因為慕阿狗踹狗事件,她常避着他,他身上那股乖戾的氣質常讓她感到恐懼,但失去記憶的慕阿狗不一樣了,他說話逗趣,人也和善,雖然偶爾會引發她的脾氣,卻沒有任何不舒服的感覺,兩人鬥嘴般的吵鬧,倒也有股樂趣。
「你……會不會有天恢復記憶?」又變回以前那個壞蛋慕阿狗?
「應該不會。」慕阿狗本尊已經死了。
「是嗎?」她覺得鬆了口氣。
「你喜歡現在的我,對吧?」
吳思辰小臉一紅,惱羞成怒道:「你少胡扯,我是因為已經是……」
「慕家人了,所以生是慕家人、死是慕家鬼,只能委曲求全,屈服現實。你想說這些?」
「對。」她心虛的別開眼。
「口是心非。」要不然幹嘛臉紅?
「慕阿……」
「我們決定了。」吳家兩老走出房,打斷小兩口的打情罵俏。「先成親再走。」
「成親要年底,我等不了這麼久。」誰知道賭坊那會不會有動作,「要不明天就迎娶,晚上或後天我們就離開。」
「明天又不知道是不是合婚的好日子。」吳母不贊同。
「合婚又不代表真能白頭偕老、永結同心,那不過是合心安的。」要不然二十一世紀的台灣怎麼離婚率會節節上升?
哪對夫妻不是看日子結婚的?
結果真的都是好的嗎?
不過是少一個說嘴、牽拖的理由罷了。
「還是要看日子。」吳母堅持。
「那不然等我衣錦歸鄉再來迎娶吧,希望那時辰兒不是已經七老八十,或我在外頭另外娶親了。」他嘆氣,一臉無奈狀。
「你在威脅我父母?」吳思辰不敢置信看着他。
「我不想浪費時間等什麼成親,Timeismoney,ok?」
「貪是爛泥?」
「時間就是金錢。晚一天走我就晚一天發達,晚一天孝敬我父親、孝敬岳父母,晚一天讓你過好日子,我不願意。」他嚴肅的聲明,「我無法容忍時間被這樣蹉跎了。」
「我們再進去商量一下。」吳家兩老又進房了。
「幹啥這麼急?」吳思辰不能理解晚個幾天會怎樣。
「我告訴你,」慕薄雲悄聲道,「你也曉得,我這錢是賭贏來的。」
吳思辰點點頭。
「你覺得我贏這麼多錢,賭坊那會放過我嗎?」
吳思辰驚愕瞪眼。
「我上回出賭坊,裏頭的圍事就曾惡聲惡氣問我該不會是出老千吧,我認為這是個警告,我只要待在這一天,危險就多一分,做掉一個小老百姓輕而易舉,更何況我又是個惡名昭彰的壞胚子,誰也不會同情我的。」連慕老爹都想掐死他了。

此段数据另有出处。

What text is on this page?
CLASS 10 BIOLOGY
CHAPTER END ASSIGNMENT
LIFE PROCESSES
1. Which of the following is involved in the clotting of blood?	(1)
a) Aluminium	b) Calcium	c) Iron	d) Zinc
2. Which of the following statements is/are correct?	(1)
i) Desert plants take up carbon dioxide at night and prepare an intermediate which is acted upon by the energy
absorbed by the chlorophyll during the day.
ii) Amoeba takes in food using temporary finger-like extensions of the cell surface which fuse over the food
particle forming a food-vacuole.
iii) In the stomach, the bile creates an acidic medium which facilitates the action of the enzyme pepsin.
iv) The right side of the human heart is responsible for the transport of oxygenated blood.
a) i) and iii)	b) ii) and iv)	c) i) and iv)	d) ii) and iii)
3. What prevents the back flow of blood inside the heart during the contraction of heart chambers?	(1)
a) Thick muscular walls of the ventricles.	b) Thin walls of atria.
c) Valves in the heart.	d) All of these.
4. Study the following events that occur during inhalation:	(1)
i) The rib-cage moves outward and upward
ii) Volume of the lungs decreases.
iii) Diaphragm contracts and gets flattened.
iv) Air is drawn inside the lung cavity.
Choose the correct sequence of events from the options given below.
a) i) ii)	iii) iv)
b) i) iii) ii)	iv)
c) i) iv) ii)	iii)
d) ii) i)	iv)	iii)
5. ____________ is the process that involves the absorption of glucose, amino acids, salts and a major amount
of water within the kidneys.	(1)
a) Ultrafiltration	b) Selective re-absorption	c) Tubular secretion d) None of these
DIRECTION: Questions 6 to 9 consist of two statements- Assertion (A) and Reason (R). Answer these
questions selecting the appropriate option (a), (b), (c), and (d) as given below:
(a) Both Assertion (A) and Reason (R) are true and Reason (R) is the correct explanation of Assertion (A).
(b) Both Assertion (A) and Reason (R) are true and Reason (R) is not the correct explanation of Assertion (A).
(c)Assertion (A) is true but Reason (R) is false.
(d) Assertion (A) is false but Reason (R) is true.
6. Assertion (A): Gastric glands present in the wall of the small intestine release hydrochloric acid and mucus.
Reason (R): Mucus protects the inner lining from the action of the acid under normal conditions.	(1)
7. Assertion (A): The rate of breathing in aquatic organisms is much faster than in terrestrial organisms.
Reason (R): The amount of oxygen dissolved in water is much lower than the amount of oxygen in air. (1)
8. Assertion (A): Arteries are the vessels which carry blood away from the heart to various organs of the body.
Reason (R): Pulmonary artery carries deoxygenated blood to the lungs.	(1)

且他又不是什麼武林高手可以以一擋百,當然要未雨綢繆。
吳思辰面色沉重起來,「所以你明為出外奮鬥事業,實為逃亡?」
「不,我是兩者皆有。」他平聲道,「我不想做社會最底層的蛆蟲。」
吳思辰深吸一口氣,「我明白了,我們明天晚上就走。」
「當真?」
吳家兩老一出來,吳思辰就說明她的意思,堅持明天完婚。
「這麼急,去哪準備成親的物品?」吳母還是不願意這麼草率就把女兒嫁出去。
「本來都不是什麼有錢人家,慕老爹那也沒錢,就簡單拜個堂吧。」吳思辰如是道。